So I’m home not even 24 hours when I pick up Wednesday’s NY Times to read a review of the Housewares Show. I nearly choked on my Grape Nuts as I scanned the article focusing on the preponderance of small electrics with “fast food settings.” It seems that microwaves with settings for store-bought cookie dough and frozen pizzas foretell the destruction of our civilization as we know it. “Expensive knives…and canning equipment” are “popular in some circles…But the big money is made selling appliances designed on the assumption that cooking skill matters less than shopping skill.”
Nary a mention of the rapidly growing range of green products and initiatives: cutting boards and accessories made of sustainable woods, more bamboo than ever before, water bottles and food-storage items made without BPA, insulating items made from recycled plastics, nonstick cookware made without PPFA or PFOA, improved manufacturing techniques that are cleaner and more energy efficient.
A lot of these trends weren’t around several years back but are now not only helping to increase sales but also positively impacting the manufacturing end as well.
As a long time attendee of the Housewares Show, I see this broad change as the trend. The fact is, small electrics have always thrived on wild gadgeteering and some unusual and even innovative developments. If it’s got an electrical cord, the profit margin is minuscule, perhaps even nonexistent. A basic item such as a microwave or a toaster is often the same despite its manufacturer. So segmentation is needed not only for the product but also for the mega-retailers that will be selling the nearly identical products to the consumer. It’s really more about product differentiation than product development. Hence the article’s featured toaster with built-in egg poacher.
It’s always been this way in small electrics and probably won’t change. From where I sit, it’s a nonstory.

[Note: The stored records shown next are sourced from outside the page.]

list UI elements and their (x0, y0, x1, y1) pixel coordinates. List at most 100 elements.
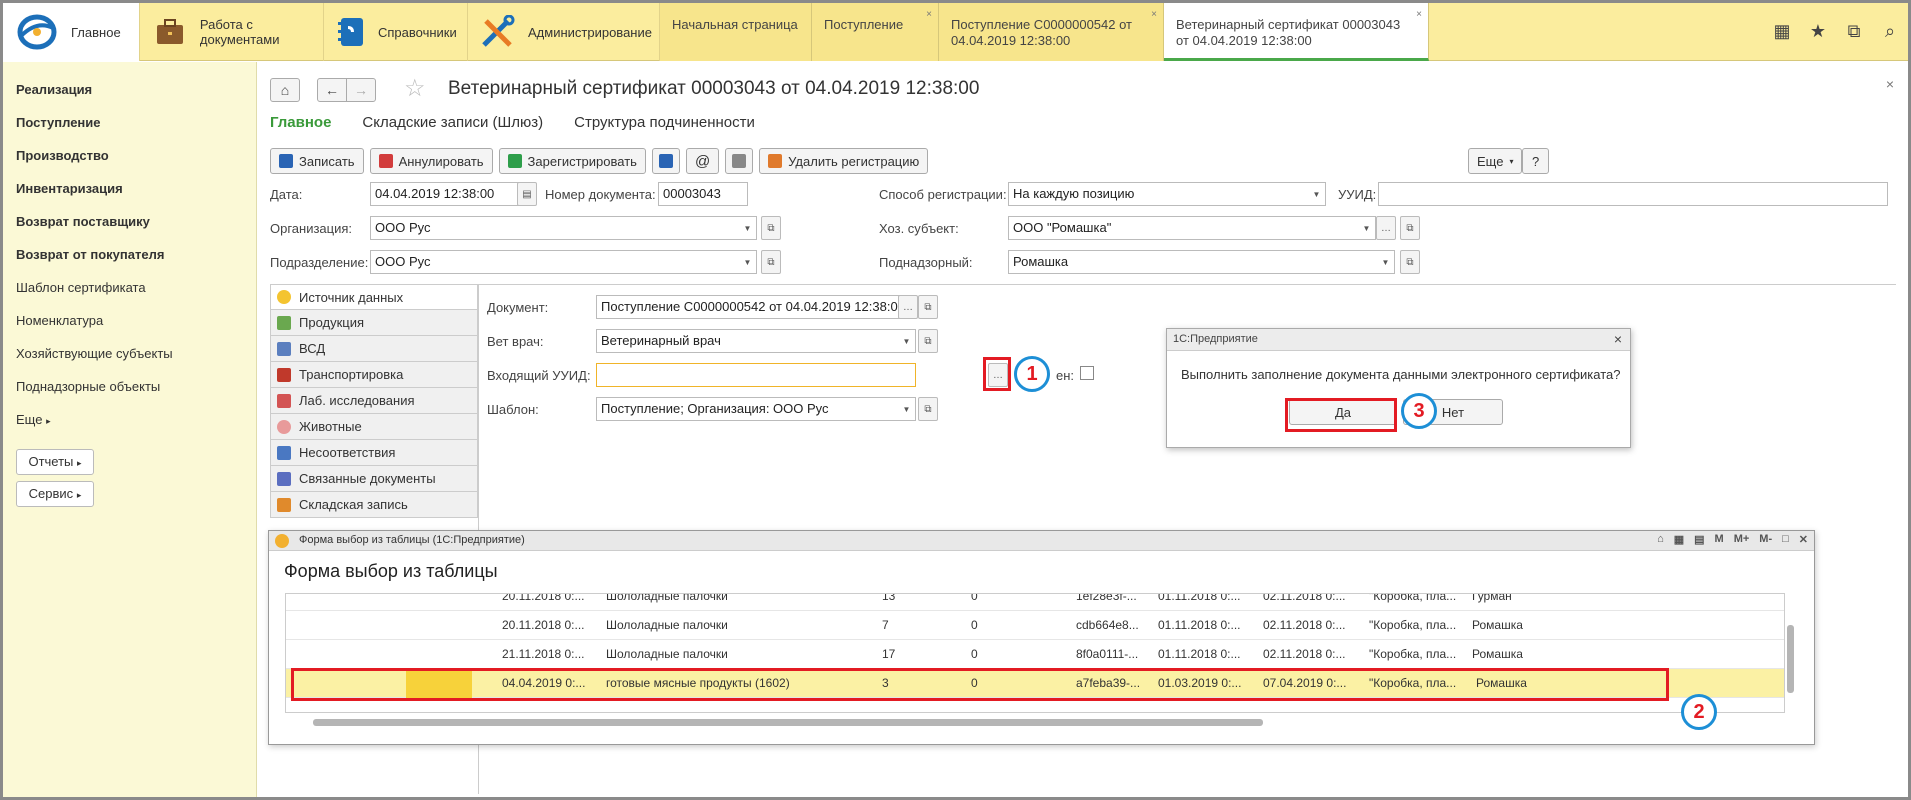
vet-select[interactable]: Ветеринарный врач (596, 329, 906, 353)
open-icon[interactable]: ⧉ (761, 250, 781, 274)
nav-warehouse-records[interactable]: Складские записи (Шлюз) (362, 114, 543, 131)
table-row[interactable]: 20.11.2018 0:... Шололадные палочки 13 0… (286, 594, 1784, 611)
select-ellipsis-icon[interactable]: … (1376, 216, 1396, 240)
tab-receipts[interactable]: Поступление × (812, 3, 939, 61)
side-tab-vsd[interactable]: ВСД (270, 336, 478, 362)
horizontal-scrollbar[interactable] (293, 717, 1788, 727)
side-tab-products[interactable]: Продукция (270, 310, 478, 336)
close-icon[interactable]: × (1886, 76, 1894, 92)
template-select[interactable]: Поступление; Организация: ООО Рус (596, 397, 906, 421)
nav-item[interactable]: Производство (3, 148, 256, 181)
open-icon[interactable]: ⧉ (918, 295, 938, 319)
checkbox[interactable] (1080, 366, 1094, 380)
table-row[interactable]: 20.11.2018 0:... Шололадные палочки 7 0 … (286, 611, 1784, 640)
nav-item-more[interactable]: Еще ▸ (3, 412, 256, 445)
home-icon[interactable]: ⌂ (1657, 533, 1664, 546)
register-button[interactable]: Зарегистрировать (498, 148, 646, 174)
side-tab-transport[interactable]: Транспортировка (270, 362, 478, 388)
nav-item[interactable]: Хозяйствующие субъекты (3, 346, 256, 379)
history-icon[interactable]: ⧉ (1836, 21, 1872, 42)
memory-m-button[interactable]: M (1715, 533, 1724, 546)
section-references[interactable]: Справочники (324, 3, 468, 61)
chevron-down-icon[interactable]: ▼ (1358, 216, 1376, 240)
open-icon[interactable]: ⧉ (1400, 250, 1420, 274)
tab-receipt-doc[interactable]: Поступление С0000000542 от 04.04.2019 12… (939, 3, 1164, 61)
grid-icon[interactable]: ▦ (1764, 21, 1800, 42)
lab-button[interactable] (651, 148, 680, 174)
close-icon[interactable]: ✕ (1799, 533, 1808, 546)
annul-button[interactable]: Аннулировать (369, 148, 493, 174)
section-admin[interactable]: Администрирование (468, 3, 660, 61)
chevron-down-icon[interactable]: ▼ (1377, 250, 1395, 274)
close-icon[interactable]: × (1151, 7, 1157, 23)
calculator-icon[interactable]: ▦ (1674, 533, 1684, 546)
doc-number-field[interactable]: 00003043 (658, 182, 748, 206)
nav-item[interactable]: Реализация (3, 82, 256, 115)
side-tab-mismatches[interactable]: Несоответствия (270, 440, 478, 466)
nav-structure[interactable]: Структура подчиненности (574, 114, 755, 131)
close-icon[interactable]: × (926, 7, 932, 23)
side-tab-animals[interactable]: Животные (270, 414, 478, 440)
open-icon[interactable]: ⧉ (918, 397, 938, 421)
email-button[interactable]: @ (685, 148, 720, 174)
uuid-field[interactable] (1378, 182, 1888, 206)
back-button[interactable]: ← (317, 78, 347, 102)
open-icon[interactable]: ⧉ (918, 329, 938, 353)
nav-main[interactable]: Главное (270, 114, 331, 131)
open-icon[interactable]: ⧉ (1400, 216, 1420, 240)
vertical-scrollbar[interactable] (1787, 595, 1797, 709)
more-button[interactable]: Еще ▾ (1468, 148, 1523, 174)
source-doc-field[interactable]: Поступление С0000000542 от 04.04.2019 12… (596, 295, 900, 319)
home-button[interactable]: ⌂ (270, 78, 300, 102)
nav-item[interactable]: Поступление (3, 115, 256, 148)
calendar-icon[interactable]: ▤ (1694, 533, 1704, 546)
date-field[interactable]: 04.04.2019 12:38:00 (370, 182, 520, 206)
nav-item[interactable]: Инвентаризация (3, 181, 256, 214)
maximize-icon[interactable]: □ (1782, 533, 1789, 546)
memory-minus-button[interactable]: M- (1759, 533, 1772, 546)
dept-select[interactable]: ООО Рус (370, 250, 757, 274)
close-icon[interactable]: × (1416, 7, 1422, 23)
close-icon[interactable]: × (1614, 331, 1622, 347)
reg-method-select[interactable]: На каждую позицию (1008, 182, 1314, 206)
delete-registration-button[interactable]: Удалить регистрацию (759, 148, 929, 174)
service-button[interactable]: Сервис ▸ (16, 481, 94, 507)
side-tab-warehouse[interactable]: Складская запись (270, 492, 478, 518)
supervised-select[interactable]: Ромашка (1008, 250, 1395, 274)
side-tab-source[interactable]: Источник данных (270, 284, 478, 310)
print-button[interactable] (725, 148, 754, 174)
help-button[interactable]: ? (1522, 148, 1550, 174)
nav-item[interactable]: Возврат поставщику (3, 214, 256, 247)
memory-plus-button[interactable]: M+ (1734, 533, 1750, 546)
chevron-down-icon[interactable]: ▼ (739, 216, 757, 240)
scroll-thumb[interactable] (313, 719, 1263, 726)
nav-item[interactable]: Номенклатура (3, 313, 256, 346)
incoming-uuid-field[interactable] (596, 363, 916, 387)
chevron-down-icon[interactable]: ▼ (898, 397, 916, 421)
star-icon[interactable]: ★ (1800, 21, 1836, 42)
tab-vet-certificate[interactable]: Ветеринарный сертификат 00003043 от 04.0… (1164, 3, 1429, 61)
open-icon[interactable]: ⧉ (761, 216, 781, 240)
section-main[interactable]: Главное (3, 3, 140, 61)
section-documents[interactable]: Работа с документами (140, 3, 324, 61)
nav-item[interactable]: Возврат от покупателя (3, 247, 256, 280)
calendar-icon[interactable]: ▤ (517, 182, 537, 206)
subject-select[interactable]: ООО "Ромашка" (1008, 216, 1368, 240)
forward-button[interactable]: → (346, 78, 376, 102)
nav-item[interactable]: Поднадзорные объекты (3, 379, 256, 412)
table-row[interactable]: 21.11.2018 0:... Шололадные палочки 17 0… (286, 640, 1784, 669)
reports-button[interactable]: Отчеты ▸ (16, 449, 94, 475)
chevron-down-icon[interactable]: ▼ (739, 250, 757, 274)
side-tab-linked-docs[interactable]: Связанные документы (270, 466, 478, 492)
nav-item[interactable]: Шаблон сертификата (3, 280, 256, 313)
save-button[interactable]: Записать (270, 148, 364, 174)
chevron-down-icon[interactable]: ▼ (1308, 182, 1326, 206)
select-ellipsis-icon[interactable]: … (898, 295, 918, 319)
chevron-down-icon[interactable]: ▼ (898, 329, 916, 353)
scroll-thumb[interactable] (1787, 625, 1794, 693)
favorite-star-icon[interactable]: ☆ (404, 74, 426, 103)
org-select[interactable]: ООО Рус (370, 216, 757, 240)
tab-home-page[interactable]: Начальная страница (660, 3, 812, 61)
side-tab-lab[interactable]: Лаб. исследования (270, 388, 478, 414)
search-icon[interactable]: ⌕ (1872, 21, 1908, 42)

Writing about tricked-out toasters, making snarky remarks about “the farm-to-table ethos,” and quoting Good Housekeeping and ConAgra is lazy journalism. Looking into the nonelectric categories that are definitely growing in this economy requires hard research and lots of questions. I submit that much of today’s preference for green products has been a bottom-to-top movement. One where consumers and independent store owners have made purchasing decisions that have pushed suppliers to make some real and significant changes. And if you walked the South building at McCormick it was all there to see.